One thing we have learned about independent voters is that in general elections, all things being equal, they tend to stick with the party in whose primary they participated.
In 1998, California independents were allowed to vote for the first time in the state’s gubernatorial primary.
This was California’s first (and only, because the U.S. Supreme Court threw it out in 2000) so-called open primary, in which every candidate, regardless of party, was on the same ballot and every voter, no matter how they were registered, could vote for any candidate.
That year, there were three Democrats competing for governor, including then-Lt. Gov. Davis and a single viable Republican, sitting Attorney General Dan Lungren. In the primary, fully 70 percent of the independents voted for one of the three Democrats, while only 21 percent chose the Republican.
In the fall faceoff between Davis and Lungren, 60 percent of independents voted for Davis, with only 28 percent going to Lungren. The pattern had been set in the primary.
In the 2000 California Republican primary against George W. Bush, Arizona Sen. John McCain was reduced to begging independent voters, who fueled his 18-point victory over Bush that year in New Hampshire, to re-register as Republicans before the deadline so they could vote for him.
Predictably, it didn’t work.
As often as not, the California Republican Party also turns into the Donner Party, eating its own — particularly moderates with independent appeal.
The abortion-rights-supporting former governor (and former U.S. senator) Pete Wilson, by any definition one of the most successful California Republican politicians in the past 50 years, was burned in effigy outside the 1991 state Republican convention for proposing tax increases to fill a huge recession-created budget deficit.

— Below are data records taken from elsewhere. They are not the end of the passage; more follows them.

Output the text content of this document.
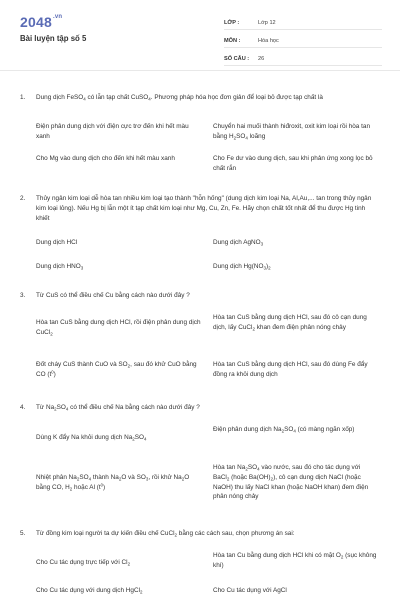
$2048^{.vn}$
Bài luyện tập số 5
LỚP :	Lớp 12
MÔN :	Hóa học
SỐ CÂU :	26
1.	Dung dịch FeSO$_4$ có lẫn tạp chất CuSO$_4$. Phương pháp hóa học đơn giản để loại bỏ được tạp chất là
Điện phân dung dịch với điện cực trơ đến khi hết màu xanh
Chuyển hai muối thành hiđroxit, oxit kim loại rồi hòa tan bằng $H_2SO_4$ loãng
Cho Mg vào dung dịch cho đến khi hết màu xanh	Cho Fe dư vào dung dịch, sau khi phản ứng xong lọc bỏ chất rắn
2.	Thủy ngân kim loại dễ hòa tan nhiều kim loại tạo thành "hỗn hống" (dung dịch kim loại Na, Al,Au,... tan trong thủy ngân kim loại lỏng). Nếu Hg bị lẫn một ít tạp chất kim loại như Mg, Cu, Zn, Fe. Hãy chọn chất tốt nhất để thu được Hg tinh khiết
Dung dịch HCl	Dung dịch AgNO$_3$
Dung dịch $HNO_3$	Dung dịch $Hg(NO_3)_2$
3.	Từ CuS có thể điều chế Cu bằng cách nào dưới đây ?
Hòa tan CuS bằng dung dịch HCl, rồi điện phân dung dịch CuCl$_2$
Hòa tan CuS bằng dung dịch HCl, sau đó cô cạn dung dịch, lấy CuCl$_2$ khan đem điện phân nóng chảy
Đốt cháy CuS thành CuO và $SO_2$, sau đó khử CuO bằng CO $(t^0)$
Hòa tan CuS bằng dung dịch HCl, sau đó dùng Fe đẩy đồng ra khỏi dung dịch
4.	Từ $Na_2SO_4$ có thể điều chế Na bằng cách nào dưới đây ?
Dùng K đẩy Na khỏi dung dịch $Na_2SO_4$
Điện phân dung dịch $Na_2SO_4$ (có màng ngăn xốp)
Nhiệt phân $Na_2SO_4$ thành $Na_2O$ và $SO_3$, rồi khử $Na_2O$ bằng CO, $H_2$ hoặc Al $(t^0)$
Hòa $\tan Na_2SO_4$ vào nước, sau đó cho tác dụng với BaCl$_2$ (hoặc $Ba(OH)_2$), cô cạn dung dịch NaCl (hoặc NaOH) thu lấy NaCl khan (hoặc NaOH khan) đem điện phân nóng chảy
5.	Từ đồng kim loại người ta dự kiến điều chế CuCl$_2$ bằng các cách sau, chọn phương án sai:
Cho Cu tác dụng trực tiếp với $Cl_2$
Hòa tan Cu bằng dung dịch HCl khi có mặt $O_2$ (sục không khí)
Cho Cu tác dụng với dung dịch HgCl$_2$	Cho Cu tác dụng với AgCl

Schwarzenegger, who also strongly supports abortion rights, carried independents heavily in both of his gubernatorial runs, regularly scores approval ratings in the 60s and has won victory margins of 18 percent and 17 percent in this otherwise deep-blue state.
But notwithstanding, his own Republican legislators continually excoriate him.

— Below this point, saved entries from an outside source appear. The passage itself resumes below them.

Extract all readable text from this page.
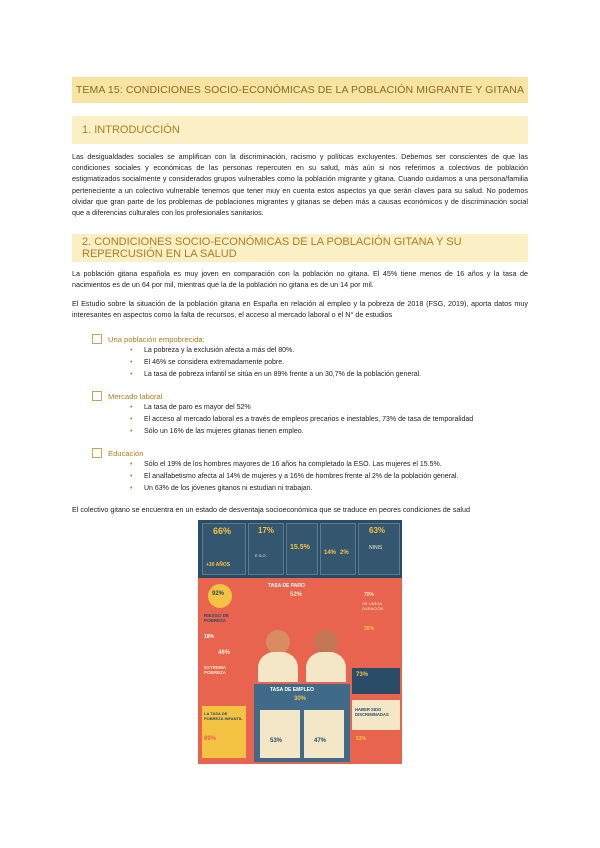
TEMA 15: CONDICIONES SOCIO-ECONÓMICAS DE LA POBLACIÓN MIGRANTE Y GITANA
1. INTRODUCCIÓN

Las desigualdades sociales se amplifican con la discriminación, racismo y políticas excluyentes. Debemos ser conscientes de que las condiciones sociales y económicas de las personas repercuten en su salud, más aún si nos referimos a colectivos de población estigmatizados socialmente y considerados grupos vulnerables como la población migrante y gitana. Cuando cuidamos a una persona/familia perteneciente a un colectivo vulnerable tenemos que tener muy en cuenta estos aspectos ya que serán claves para su salud. No podemos olvidar que gran parte de los problemas de poblaciones migrantes y gitanas se deben más a causas económicos y de discriminación social que a diferencias culturales con los profesionales sanitarios.

2. CONDICIONES SOCIO-ECONÓMICAS DE LA POBLACIÓN GITANA Y SU REPERCUSIÓN EN LA SALUD

La población gitana española es muy joven en comparación con la población no gitana. El 45% tiene menos de 16 años y la tasa de nacimientos es de un 64 por mil, mientras que la de la población no gitana es de un 14 por mil.

El Estudio sobre la situación de la población gitana en España en relación al empleo y la pobreza de 2018 (FSG, 2019), aporta datos muy interesantes en aspectos como la falta de recursos, el acceso al mercado laboral o el N° de estudios

Una población empobrecida:
• La pobreza y la exclusión afecta a más del 80%.
• El 46% se considera extremadamente pobre.
• La tasa de pobreza infantil se sitúa en un 89% frente a un 30,7% de la población general.
Mercado laboral
• La tasa de paro es mayor del 52%
• El acceso al mercado laboral es a través de empleos precarios e inestables, 73% de tasa de temporalidad
• Sólo un 16% de las mujeres gitanas tienen empleo.
Educación
• Sólo el 19% de los hombres mayores de 16 años ha completado la ESO. Las mujeres el 15.5%.
• El analfabetismo afecta al 14% de mujeres y a 16% de hombres frente al 2% de la población general.
• Un 63% de los jóvenes gitanos ni estudian ni trabajan.

El colectivo gitano se encuentra en un estado de desventaja socioeconómica que se traduce en peores condiciones de salud

66%
+30 AÑOS
17%
E.S.O.
15.5%
14% 2%
63%
NINIS
92%
RIESGO DE POBREZA
18%
46%
EXTREMA POBREZA
LA TASA DE POBREZA INFANTIL
89%
TASA DE PARO
52%
TASA DE EMPLEO
30%
53%	47%
70%
DE LARGA DURACIÓN
35%
73%
HABER SIDO DISCRIMINADAS
53%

His 2006 running mate for lieutenant governor, extra-chromosome-conservative state Sen. Tom McClintock, writes virulent op-eds against Schwarzenegger, accusing him of profligacy and intellectual dishonesty.
The Republicans in the Senate regularly deep-six Schwarzenegger’s more reasonable appointees to major state posts.
Popular Republican blogs, one of which is run by a vice chairman and former executive director of the state Republican Party, openly make sport of Schwarzenegger, labeling his most visible cause, global warming, a scam and referring to stem cell research, which he supports, as murder.
Schwarzenegger, for his part, lectures his party about “post-partisanship” and prides himself on becoming perhaps the most recognizable face next to Al Gore in the fight against global warming, both of which drive rank-and-file Republicans, as well as other GOP elected officials, nuts.
At the last state GOP convention, the longtime actor verbally spanked the assembled activists, warning that Republicans in California were “dying at the box office” and “not filling the seats” due to their Luddite ways.
As the star of such clunkers as “Red Sonja” and “Last Action Hero,” the Governator is in a unique position to understand this phenomenon.
But in this instance, he was right, and the yahoos in the folding chairs were wrong.
So don’t be fooled: Despite California’s popular GOP governor, whoever wins the California Republican primary or the GOP nomination is as certain to lose California in November as the sun is to set in the west tomorrow.
And remember, those California condors are actually vultures, and the big birds are probably even now circling the California Republican Party because of its short-sighted policies and self-inflicted wounds.